Le modèle moderne des entreprises militaires et de sécurité privées a émergé dans le creuset du système post-Guerre Froide, où non seulement les États avaient besoin de puissance de feu pour faire pencher la balance et revendiquer des ressources ou de la légitimité. Les gouvernements assiégés pouvaient externaliser leurs besoins militaires aux entreprises militaires et de sécurité privées, et il en était de même pour les groupes rebelles et même les entreprises commerciales.

L’invasion de l’Ukraine par la Russie a remis en question cette croyance, stupéfiant politiciens, dirigeants militaires, universitaires et journalistes en raison du conflit majeur qu’elle a engendré entre deux nations avancées.
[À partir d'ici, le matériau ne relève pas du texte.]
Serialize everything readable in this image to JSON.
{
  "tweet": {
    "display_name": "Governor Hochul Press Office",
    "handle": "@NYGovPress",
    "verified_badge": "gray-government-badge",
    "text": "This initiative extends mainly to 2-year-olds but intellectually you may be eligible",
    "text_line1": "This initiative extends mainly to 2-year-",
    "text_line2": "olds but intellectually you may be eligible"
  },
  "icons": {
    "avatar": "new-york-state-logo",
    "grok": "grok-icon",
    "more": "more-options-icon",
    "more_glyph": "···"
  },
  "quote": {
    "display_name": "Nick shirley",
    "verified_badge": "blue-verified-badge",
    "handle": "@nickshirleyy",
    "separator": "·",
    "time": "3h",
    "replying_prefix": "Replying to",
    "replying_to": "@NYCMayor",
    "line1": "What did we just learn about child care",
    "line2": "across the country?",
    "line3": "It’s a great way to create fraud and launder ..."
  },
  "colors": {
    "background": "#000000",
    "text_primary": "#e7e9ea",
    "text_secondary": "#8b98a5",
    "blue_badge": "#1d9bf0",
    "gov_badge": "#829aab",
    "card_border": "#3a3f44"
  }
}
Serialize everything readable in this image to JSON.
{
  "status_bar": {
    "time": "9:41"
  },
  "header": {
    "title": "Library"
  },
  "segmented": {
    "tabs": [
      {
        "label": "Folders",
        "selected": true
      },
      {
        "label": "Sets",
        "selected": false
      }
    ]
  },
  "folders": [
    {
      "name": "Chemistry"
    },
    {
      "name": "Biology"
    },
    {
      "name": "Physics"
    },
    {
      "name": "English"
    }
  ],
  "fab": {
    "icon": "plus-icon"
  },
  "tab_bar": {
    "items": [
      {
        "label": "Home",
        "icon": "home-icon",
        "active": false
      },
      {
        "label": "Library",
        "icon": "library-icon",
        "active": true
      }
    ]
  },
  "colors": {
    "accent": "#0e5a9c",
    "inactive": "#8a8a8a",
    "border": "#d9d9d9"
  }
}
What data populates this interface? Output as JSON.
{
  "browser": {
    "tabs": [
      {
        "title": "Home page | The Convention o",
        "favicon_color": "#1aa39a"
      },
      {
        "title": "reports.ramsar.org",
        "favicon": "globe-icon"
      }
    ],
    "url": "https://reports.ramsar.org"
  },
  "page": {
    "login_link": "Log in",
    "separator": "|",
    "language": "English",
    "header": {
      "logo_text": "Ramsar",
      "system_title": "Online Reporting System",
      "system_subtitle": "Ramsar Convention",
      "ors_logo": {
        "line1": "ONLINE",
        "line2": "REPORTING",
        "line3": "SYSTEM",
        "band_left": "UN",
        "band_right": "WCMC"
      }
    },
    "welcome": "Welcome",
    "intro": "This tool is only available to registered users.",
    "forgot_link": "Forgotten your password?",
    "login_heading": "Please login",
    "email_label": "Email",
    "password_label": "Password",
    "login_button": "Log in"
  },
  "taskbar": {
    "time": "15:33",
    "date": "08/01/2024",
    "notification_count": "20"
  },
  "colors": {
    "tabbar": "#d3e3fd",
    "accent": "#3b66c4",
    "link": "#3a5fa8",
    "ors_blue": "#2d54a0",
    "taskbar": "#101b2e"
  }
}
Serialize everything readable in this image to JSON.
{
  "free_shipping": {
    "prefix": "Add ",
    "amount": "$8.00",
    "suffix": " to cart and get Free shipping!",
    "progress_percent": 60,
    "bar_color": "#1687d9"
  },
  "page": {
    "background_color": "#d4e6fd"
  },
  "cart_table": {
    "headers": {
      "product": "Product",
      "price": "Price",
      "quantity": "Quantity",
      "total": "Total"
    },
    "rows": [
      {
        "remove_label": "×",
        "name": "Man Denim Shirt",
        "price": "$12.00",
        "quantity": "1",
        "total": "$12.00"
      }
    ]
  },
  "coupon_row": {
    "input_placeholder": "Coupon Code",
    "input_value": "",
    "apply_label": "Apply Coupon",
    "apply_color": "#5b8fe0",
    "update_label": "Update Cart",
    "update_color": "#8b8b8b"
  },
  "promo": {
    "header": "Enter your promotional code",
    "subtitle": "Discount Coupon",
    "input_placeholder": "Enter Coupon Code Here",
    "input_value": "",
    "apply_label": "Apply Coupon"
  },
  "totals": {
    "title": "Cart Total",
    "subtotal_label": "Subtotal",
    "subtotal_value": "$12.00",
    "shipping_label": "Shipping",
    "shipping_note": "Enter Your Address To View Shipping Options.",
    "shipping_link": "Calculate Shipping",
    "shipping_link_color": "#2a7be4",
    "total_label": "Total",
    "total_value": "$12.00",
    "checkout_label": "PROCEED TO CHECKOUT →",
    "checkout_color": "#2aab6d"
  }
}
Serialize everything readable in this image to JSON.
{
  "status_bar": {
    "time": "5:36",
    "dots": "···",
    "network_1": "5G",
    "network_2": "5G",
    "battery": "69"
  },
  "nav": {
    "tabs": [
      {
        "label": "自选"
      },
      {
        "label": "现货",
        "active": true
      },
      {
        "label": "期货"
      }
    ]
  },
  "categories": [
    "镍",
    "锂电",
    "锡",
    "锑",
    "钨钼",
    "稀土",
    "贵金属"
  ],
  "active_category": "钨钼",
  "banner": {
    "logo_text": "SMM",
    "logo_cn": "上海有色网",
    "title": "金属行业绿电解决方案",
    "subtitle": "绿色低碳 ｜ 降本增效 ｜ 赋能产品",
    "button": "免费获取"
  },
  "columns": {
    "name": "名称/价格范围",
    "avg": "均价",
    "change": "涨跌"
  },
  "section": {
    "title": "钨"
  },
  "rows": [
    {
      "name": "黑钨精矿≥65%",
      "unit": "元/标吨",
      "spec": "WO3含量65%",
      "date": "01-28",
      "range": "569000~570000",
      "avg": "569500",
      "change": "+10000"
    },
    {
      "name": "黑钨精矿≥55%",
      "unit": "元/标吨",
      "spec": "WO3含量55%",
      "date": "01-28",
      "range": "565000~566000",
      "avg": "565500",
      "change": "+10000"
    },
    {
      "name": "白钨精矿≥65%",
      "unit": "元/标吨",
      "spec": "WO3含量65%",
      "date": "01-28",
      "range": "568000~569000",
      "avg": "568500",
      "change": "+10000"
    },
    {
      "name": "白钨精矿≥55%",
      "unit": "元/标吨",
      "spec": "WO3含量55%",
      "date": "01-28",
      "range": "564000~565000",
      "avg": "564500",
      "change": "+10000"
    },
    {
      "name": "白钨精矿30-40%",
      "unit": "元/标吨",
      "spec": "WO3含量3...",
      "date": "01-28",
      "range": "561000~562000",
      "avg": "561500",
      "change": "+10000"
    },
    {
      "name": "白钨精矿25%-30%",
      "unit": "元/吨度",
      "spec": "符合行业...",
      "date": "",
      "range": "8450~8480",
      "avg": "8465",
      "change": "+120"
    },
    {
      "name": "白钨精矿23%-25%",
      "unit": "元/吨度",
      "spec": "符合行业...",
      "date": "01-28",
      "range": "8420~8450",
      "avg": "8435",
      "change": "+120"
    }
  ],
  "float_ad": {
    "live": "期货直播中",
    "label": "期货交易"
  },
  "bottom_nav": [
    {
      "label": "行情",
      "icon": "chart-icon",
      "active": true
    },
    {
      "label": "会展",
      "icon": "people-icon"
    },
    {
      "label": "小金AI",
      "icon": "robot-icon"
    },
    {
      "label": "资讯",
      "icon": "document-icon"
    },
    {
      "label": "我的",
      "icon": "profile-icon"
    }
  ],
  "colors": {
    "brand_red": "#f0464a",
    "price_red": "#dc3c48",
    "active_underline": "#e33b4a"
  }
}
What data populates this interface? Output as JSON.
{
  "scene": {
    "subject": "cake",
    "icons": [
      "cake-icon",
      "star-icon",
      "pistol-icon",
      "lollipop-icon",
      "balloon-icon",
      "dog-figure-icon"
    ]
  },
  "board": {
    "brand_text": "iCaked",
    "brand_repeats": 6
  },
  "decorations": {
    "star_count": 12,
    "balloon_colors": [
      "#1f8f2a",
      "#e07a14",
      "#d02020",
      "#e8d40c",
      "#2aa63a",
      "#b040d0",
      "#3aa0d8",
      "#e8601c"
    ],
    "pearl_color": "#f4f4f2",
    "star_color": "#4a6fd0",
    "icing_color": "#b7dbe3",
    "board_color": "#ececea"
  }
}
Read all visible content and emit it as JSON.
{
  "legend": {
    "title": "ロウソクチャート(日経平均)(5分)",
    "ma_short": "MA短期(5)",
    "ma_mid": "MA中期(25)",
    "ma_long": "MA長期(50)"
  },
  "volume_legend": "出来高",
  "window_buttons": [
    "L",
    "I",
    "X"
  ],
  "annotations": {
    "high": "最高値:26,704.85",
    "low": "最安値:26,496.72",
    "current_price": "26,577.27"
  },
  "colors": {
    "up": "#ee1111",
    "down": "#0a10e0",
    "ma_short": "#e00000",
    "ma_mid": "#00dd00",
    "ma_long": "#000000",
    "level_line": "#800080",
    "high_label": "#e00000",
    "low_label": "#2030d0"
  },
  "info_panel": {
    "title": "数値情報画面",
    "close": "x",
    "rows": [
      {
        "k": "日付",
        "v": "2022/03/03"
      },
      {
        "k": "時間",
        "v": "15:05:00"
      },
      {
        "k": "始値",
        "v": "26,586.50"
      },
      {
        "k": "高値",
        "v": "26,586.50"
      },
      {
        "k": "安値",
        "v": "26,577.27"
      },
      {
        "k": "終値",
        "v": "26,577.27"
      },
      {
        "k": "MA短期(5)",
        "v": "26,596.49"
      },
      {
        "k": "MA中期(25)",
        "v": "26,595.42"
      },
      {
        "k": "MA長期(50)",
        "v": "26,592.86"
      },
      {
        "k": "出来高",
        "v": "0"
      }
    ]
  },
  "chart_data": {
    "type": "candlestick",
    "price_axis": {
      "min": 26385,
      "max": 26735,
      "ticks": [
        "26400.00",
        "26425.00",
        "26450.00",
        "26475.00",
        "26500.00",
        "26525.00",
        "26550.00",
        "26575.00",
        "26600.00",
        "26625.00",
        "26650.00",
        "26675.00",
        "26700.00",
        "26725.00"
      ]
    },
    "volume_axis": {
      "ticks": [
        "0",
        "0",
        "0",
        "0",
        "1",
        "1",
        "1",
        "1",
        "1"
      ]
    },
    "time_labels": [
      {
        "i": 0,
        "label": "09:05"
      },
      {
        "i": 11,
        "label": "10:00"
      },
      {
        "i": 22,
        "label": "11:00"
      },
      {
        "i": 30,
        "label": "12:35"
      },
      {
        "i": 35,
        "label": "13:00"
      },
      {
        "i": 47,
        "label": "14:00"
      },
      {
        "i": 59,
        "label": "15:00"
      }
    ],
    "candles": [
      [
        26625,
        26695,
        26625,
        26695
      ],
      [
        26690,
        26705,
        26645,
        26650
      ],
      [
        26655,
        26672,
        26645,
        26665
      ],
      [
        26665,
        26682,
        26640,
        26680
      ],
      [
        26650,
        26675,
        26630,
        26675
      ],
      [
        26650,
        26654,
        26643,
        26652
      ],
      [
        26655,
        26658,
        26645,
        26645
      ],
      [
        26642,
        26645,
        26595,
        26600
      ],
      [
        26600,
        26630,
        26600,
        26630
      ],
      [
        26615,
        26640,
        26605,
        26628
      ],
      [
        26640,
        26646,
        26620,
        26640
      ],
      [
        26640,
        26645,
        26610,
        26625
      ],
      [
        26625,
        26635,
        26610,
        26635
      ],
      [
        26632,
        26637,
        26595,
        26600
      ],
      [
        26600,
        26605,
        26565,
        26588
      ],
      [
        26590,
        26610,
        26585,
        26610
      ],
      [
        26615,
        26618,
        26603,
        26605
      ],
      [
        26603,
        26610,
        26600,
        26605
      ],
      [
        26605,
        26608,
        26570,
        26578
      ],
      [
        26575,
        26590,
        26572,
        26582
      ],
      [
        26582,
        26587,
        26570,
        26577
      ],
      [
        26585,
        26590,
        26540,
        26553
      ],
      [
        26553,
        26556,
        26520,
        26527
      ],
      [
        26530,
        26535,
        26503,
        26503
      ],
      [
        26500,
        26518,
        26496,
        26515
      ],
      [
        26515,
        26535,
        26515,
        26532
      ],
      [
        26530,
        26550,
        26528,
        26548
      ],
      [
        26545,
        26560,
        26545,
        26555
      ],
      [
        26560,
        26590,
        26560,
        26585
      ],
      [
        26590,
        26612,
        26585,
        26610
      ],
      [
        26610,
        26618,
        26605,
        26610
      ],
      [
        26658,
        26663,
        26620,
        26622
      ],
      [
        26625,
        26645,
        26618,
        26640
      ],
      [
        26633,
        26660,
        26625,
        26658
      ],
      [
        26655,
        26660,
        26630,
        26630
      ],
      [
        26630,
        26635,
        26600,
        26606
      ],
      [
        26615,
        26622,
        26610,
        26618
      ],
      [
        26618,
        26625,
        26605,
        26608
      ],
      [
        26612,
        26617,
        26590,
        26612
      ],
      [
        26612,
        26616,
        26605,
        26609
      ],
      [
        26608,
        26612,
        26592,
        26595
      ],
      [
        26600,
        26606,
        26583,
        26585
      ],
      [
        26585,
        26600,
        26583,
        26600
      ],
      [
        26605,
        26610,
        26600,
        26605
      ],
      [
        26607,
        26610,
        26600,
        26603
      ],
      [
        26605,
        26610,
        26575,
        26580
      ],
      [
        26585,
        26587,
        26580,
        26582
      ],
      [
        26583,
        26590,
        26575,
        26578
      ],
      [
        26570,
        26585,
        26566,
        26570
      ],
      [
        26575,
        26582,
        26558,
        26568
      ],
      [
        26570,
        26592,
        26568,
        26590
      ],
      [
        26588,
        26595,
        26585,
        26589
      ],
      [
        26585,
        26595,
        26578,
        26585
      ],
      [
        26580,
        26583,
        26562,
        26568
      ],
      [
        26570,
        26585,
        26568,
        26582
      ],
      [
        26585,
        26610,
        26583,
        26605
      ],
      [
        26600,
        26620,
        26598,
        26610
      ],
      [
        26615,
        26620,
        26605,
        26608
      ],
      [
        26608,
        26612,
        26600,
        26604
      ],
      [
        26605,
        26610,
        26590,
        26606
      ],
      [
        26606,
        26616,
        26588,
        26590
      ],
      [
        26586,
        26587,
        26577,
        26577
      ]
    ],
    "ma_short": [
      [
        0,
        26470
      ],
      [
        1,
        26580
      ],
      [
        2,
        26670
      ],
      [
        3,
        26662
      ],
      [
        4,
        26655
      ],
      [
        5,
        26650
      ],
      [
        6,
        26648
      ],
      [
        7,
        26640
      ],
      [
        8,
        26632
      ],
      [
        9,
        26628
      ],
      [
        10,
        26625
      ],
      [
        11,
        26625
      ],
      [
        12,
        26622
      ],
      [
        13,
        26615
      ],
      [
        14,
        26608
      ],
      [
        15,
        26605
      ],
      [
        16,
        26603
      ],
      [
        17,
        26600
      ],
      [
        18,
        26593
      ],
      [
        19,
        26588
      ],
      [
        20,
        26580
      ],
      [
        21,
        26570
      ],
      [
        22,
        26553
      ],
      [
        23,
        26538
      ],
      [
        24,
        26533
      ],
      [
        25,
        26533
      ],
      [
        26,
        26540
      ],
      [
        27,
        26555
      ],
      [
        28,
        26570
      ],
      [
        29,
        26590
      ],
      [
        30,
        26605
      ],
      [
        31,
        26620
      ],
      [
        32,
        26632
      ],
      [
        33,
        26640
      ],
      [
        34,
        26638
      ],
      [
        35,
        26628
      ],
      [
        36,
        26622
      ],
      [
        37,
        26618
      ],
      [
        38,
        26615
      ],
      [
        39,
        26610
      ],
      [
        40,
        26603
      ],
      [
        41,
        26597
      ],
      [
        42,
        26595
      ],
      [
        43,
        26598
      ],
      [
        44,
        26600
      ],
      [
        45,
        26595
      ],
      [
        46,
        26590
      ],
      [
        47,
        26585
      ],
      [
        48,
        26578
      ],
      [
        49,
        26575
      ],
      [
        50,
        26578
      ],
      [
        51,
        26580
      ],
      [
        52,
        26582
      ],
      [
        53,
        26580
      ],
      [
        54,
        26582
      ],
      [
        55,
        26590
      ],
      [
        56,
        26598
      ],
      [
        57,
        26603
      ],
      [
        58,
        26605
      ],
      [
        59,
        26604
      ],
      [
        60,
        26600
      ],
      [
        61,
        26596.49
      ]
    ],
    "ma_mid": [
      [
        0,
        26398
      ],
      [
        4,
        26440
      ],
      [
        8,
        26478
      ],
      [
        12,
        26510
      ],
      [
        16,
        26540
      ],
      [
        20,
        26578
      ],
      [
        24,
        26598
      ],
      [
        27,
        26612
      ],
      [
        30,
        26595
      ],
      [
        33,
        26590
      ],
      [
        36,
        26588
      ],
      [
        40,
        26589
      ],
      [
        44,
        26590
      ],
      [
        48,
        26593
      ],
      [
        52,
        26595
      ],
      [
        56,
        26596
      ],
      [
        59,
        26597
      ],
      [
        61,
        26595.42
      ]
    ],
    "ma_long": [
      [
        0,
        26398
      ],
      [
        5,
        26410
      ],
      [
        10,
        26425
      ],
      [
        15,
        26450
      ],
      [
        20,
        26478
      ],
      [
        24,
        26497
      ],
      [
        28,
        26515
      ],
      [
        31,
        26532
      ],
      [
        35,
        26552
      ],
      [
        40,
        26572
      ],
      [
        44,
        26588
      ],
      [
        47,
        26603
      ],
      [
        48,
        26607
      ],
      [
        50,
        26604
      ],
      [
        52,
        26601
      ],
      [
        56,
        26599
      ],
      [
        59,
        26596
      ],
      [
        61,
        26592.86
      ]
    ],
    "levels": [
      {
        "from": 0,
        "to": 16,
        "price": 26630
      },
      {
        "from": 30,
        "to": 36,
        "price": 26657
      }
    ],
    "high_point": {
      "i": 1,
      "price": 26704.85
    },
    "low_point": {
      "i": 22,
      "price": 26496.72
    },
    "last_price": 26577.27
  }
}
On avait l’impression d’un retour au XXe siècle, avec les deux États mobilisant des chars, de l’artillerie, des forces aériennes, des systèmes de missiles et des forces navales les uns contre les autres.

L’émergence de la guerre de tranchée semblait remonter encore plus le temps. Un examen approfondi des efforts militaires russes a révélé que ce que nous observions était en fait le même modèle de guerre stratifié affiché dans des lieux comme la Syrie et la Libye, où les rebelles formaient des alliances changeantes et où les gouvernements s’associaient à des acteurs privés et à des groupes paramilitaires pour mener la guerre.

Cette stratégie était motivée par le besoin de la Russie d’équilibrer ses efforts militaires avec les sensibilités politiques locales et les défis qu’elle devait relever, ainsi que par les outils dont elle disposait pour les aborder.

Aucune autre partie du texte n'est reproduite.